もっと果てしなく時間が過ぎたような気がしてた。
『えと、もう、そんな、だってこんな綺麗な指輪…』
「ソフィア、罪滅ぼしに何でもしよう」
『え?』
「何か欲しい物があれば買ってやる。行きたい所があれば連れて行く」
『いや、そんな…』
「何でもいい、ソフィアの気が済むように何でも言ってくれ。たとえ罰ゲームでも構わない」
『いやいやいや、クラピカったら』
もう十分だよ!
この指輪だけでどんだけでもおつりがくるよ!!
『…………』
が、ふと魔が差した。
『じゃあ…』
「あぁ」
クラピカが頷く。
『ひゃっ…』
「ひゃっ?」
『百回わたしにキスして!!』
強気で言おうとしたけど、ちょっと声が裏返ってしまった。
クラピカは、すぐに意味が読み込めなかったのか一瞬キョトンとした。
「…それは、罰ゲームか?」
『だ、だって罰ゲームだってやるって言ったじゃん』
「今から、百回もソフィアにキスしていいのか?」
『………、ん?』
「あ……、いや、確かに罰ゲームもやると言ったからな、男に二言はない。しょうがない、ソフィアに百回キスしよう」
覚悟を決めたようにクラピカは宣言した。
ソファに並んで座るクラピカの長い腕が、ソフィアを柔らかく包む。
「ソフィア、百回数えといてくれ」
『うん、わかった』
そして、キスを待ち受けるべく唇を尖らせ準備の整ったソフィアに、クラピカの唇が重なる。
クラピカ……。
とろけそうになりながら、ソフィアは頭の中で数を数えた。
いーーーーーーーー……ち……
…?
いーーーーーーーー……ち……
あれ…??
ソフィアはクラピカの胸を軽く押して離れた。
『ぷはっ…!ちょっとタイム、クラピカ、今何回目??』
「まだ1回目だが…」
『え?ちょっ、長い!1回が長すぎ!』
「なら、もっと早くヤレと?」
『や、そういうワケじゃないんだけど…』
「私は罪滅ぼしに、最大限の誠心誠意に心を込めてキスをしてるのだから、ソフィアは私の真摯な反省の気持ちと愛情を感じていてほしい」
『…あぁ、そうですか』
…なんかクラピカ気合い入ってる。
これ罰ゲーム……??
それからクラピカの長い長いキスは続いた。

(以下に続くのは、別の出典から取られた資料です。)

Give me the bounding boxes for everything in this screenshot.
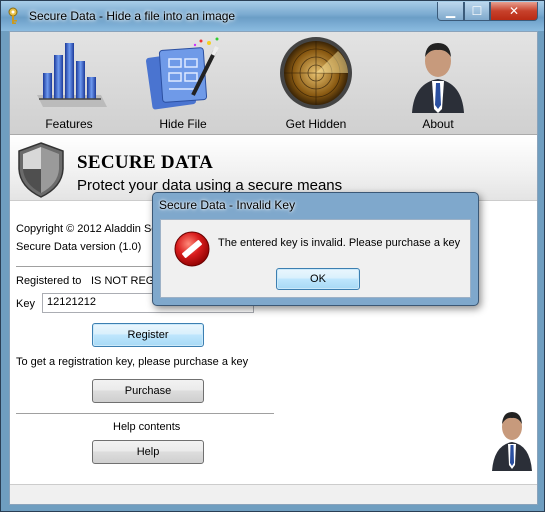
minimize-icon: ▁ bbox=[445, 4, 456, 18]
minimize-button[interactable]: ▁ bbox=[437, 2, 464, 21]
help-heading: Help contents bbox=[113, 421, 181, 433]
toolbar-item-about[interactable]: About bbox=[378, 32, 498, 135]
toolbar-item-hide-file[interactable]: Hide File bbox=[123, 32, 243, 135]
main-window: Secure Data - Hide a file into an image … bbox=[0, 0, 545, 512]
toolbar-item-features[interactable]: Features bbox=[10, 32, 129, 135]
dialog-title: Secure Data - Invalid Key bbox=[159, 198, 296, 212]
toolbar: Features Hide File Get Hidden About bbox=[10, 32, 537, 135]
purchase-hint: To get a registration key, please purcha… bbox=[16, 356, 249, 368]
status-bar bbox=[10, 484, 537, 504]
copyright-text: Copyright © 2012 Aladdin Sc bbox=[16, 223, 157, 235]
window-title: Secure Data - Hide a file into an image bbox=[29, 9, 236, 23]
toolbar-item-label: Get Hidden bbox=[285, 117, 347, 131]
close-button[interactable]: ✕ bbox=[490, 2, 538, 21]
magic-wand-image-icon bbox=[145, 37, 219, 110]
app-key-icon bbox=[8, 7, 18, 24]
banner-title: SECURE DATA bbox=[77, 152, 214, 173]
title-bar[interactable]: Secure Data - Hide a file into an image … bbox=[1, 1, 544, 31]
stop-error-icon bbox=[174, 231, 210, 267]
toolbar-item-label: About bbox=[422, 117, 454, 131]
toolbar-item-label: Features bbox=[45, 117, 93, 131]
dialog-message: The entered key is invalid. Please purch… bbox=[218, 237, 461, 249]
version-text: Secure Data version (1.0) bbox=[16, 241, 142, 253]
register-button[interactable]: Register bbox=[92, 323, 204, 347]
purchase-button[interactable]: Purchase bbox=[92, 379, 204, 403]
help-button[interactable]: Help bbox=[92, 440, 204, 464]
close-icon: ✕ bbox=[508, 4, 520, 18]
invalid-key-dialog: Secure Data - Invalid Key The entered ke… bbox=[152, 192, 479, 306]
radar-icon bbox=[280, 37, 352, 109]
divider bbox=[16, 413, 274, 414]
maximize-button[interactable]: ☐ bbox=[464, 2, 490, 21]
maximize-icon: ☐ bbox=[471, 4, 483, 18]
bar-chart-icon bbox=[37, 43, 107, 107]
shield-icon bbox=[18, 142, 64, 198]
ok-button[interactable]: OK bbox=[276, 268, 360, 290]
registered-value: IS NOT REGI bbox=[91, 275, 158, 287]
toolbar-item-get-hidden[interactable]: Get Hidden bbox=[256, 32, 376, 135]
businessman-icon bbox=[492, 412, 532, 471]
businessman-icon bbox=[412, 43, 464, 113]
toolbar-item-label: Hide File bbox=[159, 117, 207, 131]
key-label: Key bbox=[16, 298, 35, 310]
dialog-body: The entered key is invalid. Please purch… bbox=[160, 219, 471, 298]
registered-label: Registered to bbox=[16, 275, 82, 287]
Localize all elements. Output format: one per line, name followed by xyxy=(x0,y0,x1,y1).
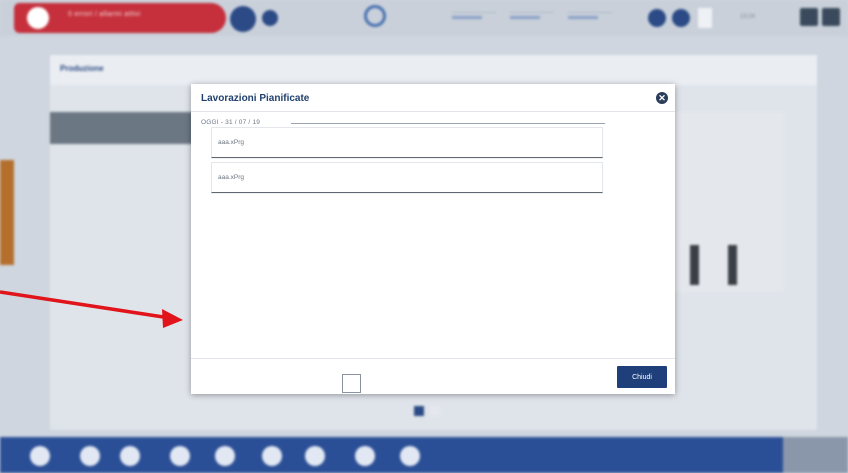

たぶん。
わたしはなんと不覚にも10回くらい数えたところで眠ってしまったらしい。
クラピカの腕の中はあんまりにも居心地が良くて、キスはとろけそうで。
うっとりと満たされていく気持ちと反比例に身体中の力がふにゃふにゃに抜けて行った。
そもそも、ここんとこ、お料理と編み物で睡眠不足が続き、シャンパンの酔いも手伝い、あと、泣くとだいぶ体力消耗するんです。
わたしはクラピカの腕の中で反省と愛情を感じながら、心地よい眠りへといざなわれてしまった。
そして、夢を見た。
大きくて綺麗なツリーがあって、宝石のようなキラキラ光るお花畑でクラピカにお姫様抱っこで運ばれてて…まるでクラピカは王子様のようだった。